For those of you who don’t like reading about stats or looking at a bunch of number, the cliff notes version is this. This team will go as far the offense carries it and the offense will go as far as the offensive line can keep Matty Snowballs upright. On the defense, we have two big issues: lack of talent on the Dline (shocking, right) and horrible, horrible tackling. Fix those and we are good.
Falcons Run/Pass Ratio
As a first installment, we will look at how the Falcons offense has changed this year and if that is a good thing. We have gone from an offense that ran to setup the pass (55% of the plays on 1st down were runs in ’10 and ‘11) to an offense which passes to setup the run (run plays down to 41% on 1st down). This is one of the reasons a reduction in the efficiency of the running game should not be a great cause for concern. As long as the passing game is humming along, the offense will be fine. We just need to make sure not to tilt the pass-run ratio too far even when the run game is not being very productive. A 60-40 ratio on first down is an excellent ratio to keep the defense on their toes while maximizing offensive production.
Another aspect of the Falcons offense helping the slumping (slumped?) run game is that they want to pass the ball in the first half to build a lead and run the ball in the second half to keep the lead.
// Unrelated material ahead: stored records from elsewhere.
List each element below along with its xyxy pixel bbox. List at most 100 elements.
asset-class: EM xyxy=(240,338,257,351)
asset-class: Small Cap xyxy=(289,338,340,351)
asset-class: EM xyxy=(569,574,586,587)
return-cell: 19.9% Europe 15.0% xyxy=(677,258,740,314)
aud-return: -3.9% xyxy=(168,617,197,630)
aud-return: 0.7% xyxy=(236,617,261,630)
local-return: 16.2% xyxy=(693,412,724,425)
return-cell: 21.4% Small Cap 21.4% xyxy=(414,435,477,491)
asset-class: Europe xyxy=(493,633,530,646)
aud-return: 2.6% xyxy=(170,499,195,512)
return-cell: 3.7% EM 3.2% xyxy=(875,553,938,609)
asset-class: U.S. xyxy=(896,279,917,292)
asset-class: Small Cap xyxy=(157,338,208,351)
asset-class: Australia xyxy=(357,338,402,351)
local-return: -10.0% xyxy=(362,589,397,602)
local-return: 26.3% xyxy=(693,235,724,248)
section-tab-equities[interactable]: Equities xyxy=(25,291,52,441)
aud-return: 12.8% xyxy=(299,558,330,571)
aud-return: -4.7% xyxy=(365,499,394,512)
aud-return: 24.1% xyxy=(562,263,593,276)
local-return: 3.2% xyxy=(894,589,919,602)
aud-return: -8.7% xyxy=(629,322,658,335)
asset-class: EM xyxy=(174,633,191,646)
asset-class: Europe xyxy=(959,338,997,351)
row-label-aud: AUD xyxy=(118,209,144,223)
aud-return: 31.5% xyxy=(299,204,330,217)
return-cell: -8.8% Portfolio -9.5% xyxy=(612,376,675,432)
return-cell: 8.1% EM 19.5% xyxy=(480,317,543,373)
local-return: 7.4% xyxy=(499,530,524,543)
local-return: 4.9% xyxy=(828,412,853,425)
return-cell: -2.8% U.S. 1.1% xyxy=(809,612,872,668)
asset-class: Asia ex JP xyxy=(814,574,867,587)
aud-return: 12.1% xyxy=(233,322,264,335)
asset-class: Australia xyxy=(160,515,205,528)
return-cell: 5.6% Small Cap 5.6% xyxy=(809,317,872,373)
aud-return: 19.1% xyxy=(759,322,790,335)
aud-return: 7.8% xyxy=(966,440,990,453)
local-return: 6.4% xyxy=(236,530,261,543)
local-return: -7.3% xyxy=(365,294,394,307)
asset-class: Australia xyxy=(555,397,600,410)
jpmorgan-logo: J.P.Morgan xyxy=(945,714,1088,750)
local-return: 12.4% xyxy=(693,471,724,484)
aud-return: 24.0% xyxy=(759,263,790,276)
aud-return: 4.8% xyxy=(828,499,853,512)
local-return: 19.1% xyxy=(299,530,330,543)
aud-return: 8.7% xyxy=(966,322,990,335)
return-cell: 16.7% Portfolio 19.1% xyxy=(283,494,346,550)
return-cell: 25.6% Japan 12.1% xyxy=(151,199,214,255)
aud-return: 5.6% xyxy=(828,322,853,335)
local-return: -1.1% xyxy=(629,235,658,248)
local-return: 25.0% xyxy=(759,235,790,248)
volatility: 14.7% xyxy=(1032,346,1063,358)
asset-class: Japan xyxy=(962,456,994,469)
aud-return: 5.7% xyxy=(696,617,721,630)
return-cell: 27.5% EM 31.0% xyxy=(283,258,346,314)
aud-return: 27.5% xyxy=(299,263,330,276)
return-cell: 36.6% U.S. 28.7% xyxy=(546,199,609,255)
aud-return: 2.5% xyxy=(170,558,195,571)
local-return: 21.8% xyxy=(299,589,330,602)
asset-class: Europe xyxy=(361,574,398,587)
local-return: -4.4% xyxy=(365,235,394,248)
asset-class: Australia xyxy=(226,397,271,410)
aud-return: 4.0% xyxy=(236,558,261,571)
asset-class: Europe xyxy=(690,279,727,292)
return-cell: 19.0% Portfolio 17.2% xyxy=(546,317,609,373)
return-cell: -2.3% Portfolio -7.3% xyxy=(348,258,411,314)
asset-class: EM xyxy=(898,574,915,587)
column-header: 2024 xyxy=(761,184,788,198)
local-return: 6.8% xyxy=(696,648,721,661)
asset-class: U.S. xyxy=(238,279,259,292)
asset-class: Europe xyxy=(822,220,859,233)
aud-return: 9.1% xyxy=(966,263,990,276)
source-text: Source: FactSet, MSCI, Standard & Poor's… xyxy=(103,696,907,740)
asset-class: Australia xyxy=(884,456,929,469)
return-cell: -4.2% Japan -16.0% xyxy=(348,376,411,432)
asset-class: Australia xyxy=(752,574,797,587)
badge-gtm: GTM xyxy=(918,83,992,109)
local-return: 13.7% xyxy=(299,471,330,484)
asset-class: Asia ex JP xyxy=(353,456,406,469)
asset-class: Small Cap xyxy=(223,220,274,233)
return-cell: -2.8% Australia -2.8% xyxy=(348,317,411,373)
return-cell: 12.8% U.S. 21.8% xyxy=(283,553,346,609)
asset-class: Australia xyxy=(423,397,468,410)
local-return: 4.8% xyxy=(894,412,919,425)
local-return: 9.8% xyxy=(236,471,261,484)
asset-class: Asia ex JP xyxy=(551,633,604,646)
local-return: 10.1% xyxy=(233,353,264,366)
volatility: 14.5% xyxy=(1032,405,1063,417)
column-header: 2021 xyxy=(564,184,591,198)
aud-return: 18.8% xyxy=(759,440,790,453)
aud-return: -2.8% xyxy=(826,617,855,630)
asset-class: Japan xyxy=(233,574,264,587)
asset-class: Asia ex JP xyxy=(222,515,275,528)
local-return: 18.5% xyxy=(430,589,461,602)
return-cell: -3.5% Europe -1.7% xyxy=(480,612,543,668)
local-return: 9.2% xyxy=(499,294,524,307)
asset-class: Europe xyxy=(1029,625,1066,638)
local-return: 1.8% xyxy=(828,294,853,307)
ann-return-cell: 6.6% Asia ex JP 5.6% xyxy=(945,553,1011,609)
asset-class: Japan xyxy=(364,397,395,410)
Falcons are running 53.4% of the time in the second half when they have a lead and an astonishing 77.1% of the time in the 4th quarter when they have a lead. The beauty of this strategy, as you all probably realize, is that Turner is devastating against tired defenses, late in the game. While he has averaged a paltry 3.8 yards per carry in general, in the second half when the Falcons are playing with a lead, he is averaging 5.85 yards per attempt. In the 4th quarter that number goes up even further to 8.53 yards per attempt. I should add a cautionary note that these number are based on small sample sizes and against somewhat mediocre run defenses that we have faced so far. Don’t expect Turner to average more than 8 yards per carry against better run defenses we will see. However, I do believe that he can outperform his overall average and pound the ball successfully in the second half.